Unfortunately, LaTeX appears to be unable to handle this form of journal name. But since all the downloaded citations are the same, I'm assuming there must be a way for LaTeX to read this. If so, how can i do this?

PS. I am currently using the .bst file found in the following link to read in the references which I assume is where the issue lies: ftp://ftp.edpsciences.org/pub/aa/bibtex/aa.bst


Welcome to TeX.SE!

BibTeX basically works by reading the .bib and handled using the .bst-file. Bib(La)TeX then creates a LaTeX file (with a .bbl extention) based on the .bst files instructions, commonly consisting of a thebibliography environment with a lot of \bibitems. The .bst-file for example tells BibTeX that the journal entry should be included in the thebibliography environment.

If then there is this undefined control sequence \mnras in the journal entry, then LaTeX is going to complain when the .bbl file is included.

As the NASA ADS FAQ says:

Please note that our BibTeX entries make use of the AASTeX macro definitions for the most popular astronomical journal.
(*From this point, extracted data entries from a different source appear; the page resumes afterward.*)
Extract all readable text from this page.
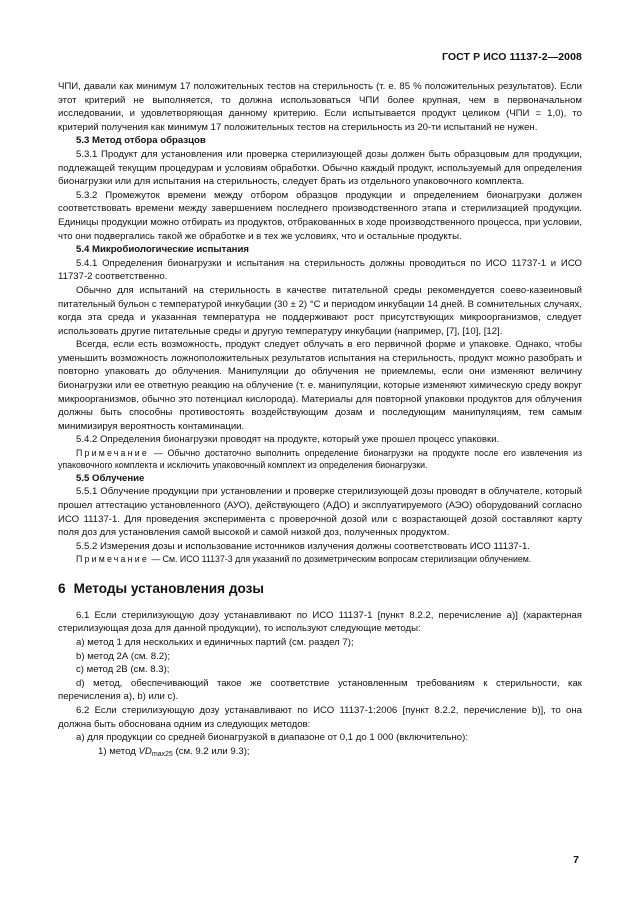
ГОСТ Р ИСО 11137-2—2008

ЧПИ, давали как минимум 17 положительных тестов на стерильность (т. е. 85 % положительных результатов). Если этот критерий не выполняется, то должна использоваться ЧПИ более крупная, чем в первоначальном исследовании, и удовлетворяющая данному критерию. Если испытывается продукт целиком (ЧПИ = 1,0), то критерий получения как минимум 17 положительных тестов на стерильность из 20-ти испытаний не нужен.

5.3 Метод отбора образцов

5.3.1 Продукт для установления или проверка стерилизующей дозы должен быть образцовым для продукции, подлежащей текущим процедурам и условиям обработки. Обычно каждый продукт, используемый для определения бионагрузки или для испытания на стерильность, следует брать из отдельного упаковочного комплекта.

5.3.2 Промежуток времени между отбором образцов продукции и определением бионагрузки должен соответствовать времени между завершением последнего производственного этапа и стерилизацией продукции. Единицы продукции можно отбирать из продуктов, отбракованных в ходе производственного процесса, при условии, что они подвергались такой же обработке и в тех же условиях, что и остальные продукты.

5.4 Микробиологические испытания

5.4.1 Определения бионагрузки и испытания на стерильность должны проводиться по ИСО 11737-1 и ИСО 11737-2 соответственно.

Обычно для испытаний на стерильность в качестве питательной среды рекомендуется соево-казеиновый питательный бульон с температурой инкубации (30 ± 2) °С и периодом инкубации 14 дней. В сомнительных случаях, когда эта среда и указанная температура не поддерживают рост присутствующих микроорганизмов, следует использовать другие питательные среды и другую температуру инкубации (например, [7], [10], [12].

Всегда, если есть возможность, продукт следует облучать в его первичной форме и упаковке. Однако, чтобы уменьшить возможность ложноположительных результатов испытания на стерильность, продукт можно разобрать и повторно упаковать до облучения. Манипуляции до облучения не приемлемы, если они изменяют величину бионагрузки или ее ответную реакцию на облучение (т. е. манипуляции, которые изменяют химическую среду вокруг микроорганизмов, обычно это потенциал кислорода). Материалы для повторной упаковки продуктов для облучения должны быть способны противостоять воздействующим дозам и последующим манипуляциям, тем самым минимизируя вероятность контаминации.

5.4.2 Определения бионагрузки проводят на продукте, который уже прошел процесс упаковки.

Примечание — Обычно достаточно выполнить определение бионагрузки на продукте после его извлечения из упаковочного комплекта и исключить упаковочный комплект из определения бионагрузки.

5.5 Облучение

5.5.1 Облучение продукции при установлении и проверке стерилизующей дозы проводят в облучателе, который прошел аттестацию установленного (АУО), действующего (АДО) и эксплуатируемого (АЭО) оборудований согласно ИСО 11137-1. Для проведения эксперимента с проверочной дозой или с возрастающей дозой составляют карту поля доз для установления самой высокой и самой низкой доз, полученных продуктом.

5.5.2 Измерения дозы и использование источников излучения должны соответствовать ИСО 11137-1.

Примечание — См. ИСО 11137-3 для указаний по дозиметрическим вопросам стерилизации облучением.

6 Методы установления дозы

6.1 Если стерилизующую дозу устанавливают по ИСО 11137-1 [пункт 8.2.2, перечисление а)] (характерная стерилизующая доза для данной продукции), то используют следующие методы:

a) метод 1 для нескольких и единичных партий (см. раздел 7);

b) метод 2А (см. 8.2);

c) метод 2В (см. 8.3);

d) метод, обеспечивающий такое же соответствие установленным требованиям к стерильности, как перечисления а), b) или c).

6.2 Если стерилизующую дозу устанавливают по ИСО 11137-1:2006 [пункт 8.2.2, перечисление b)], то она должна быть обоснована одним из следующих методов:

а) для продукции со средней бионагрузкой в диапазоне от 0,1 до 1 000 (включительно):

1) метод $VD_{max25}$ (см. 9.2 или 9.3);

7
If you're not using the AASTeX package then you will need to include these macros in your LaTeX source.

In short all you have to do is download the contents this file, save it as aas_macros.sty and then write \usepackage{aas_macros} in your preamble.

In the "general" case of fixing this for empirical errors I suspect the easiest course of action would be, as @mico suggests in the comments, to just define the undefined control sequence to what you want it to show e.g. \providecommand\mnras{Monthly Notices of the Royal Astronomical Society}. (\providecommand is like a \newcommand but just doesn't do anything if the command already exists).

if you want the actual backslash to show, as the question title suggests, then you'd escape said backslashes using e.g. \textbackslash; for example replace \mnras with \textbackslash mnras. In this case it would show literally "\mnras" in your references text.

If you want to redefine how backslash behaves in bibtex, you're in for quite an adventure, and you'd might want to dedicate a day or two to do so.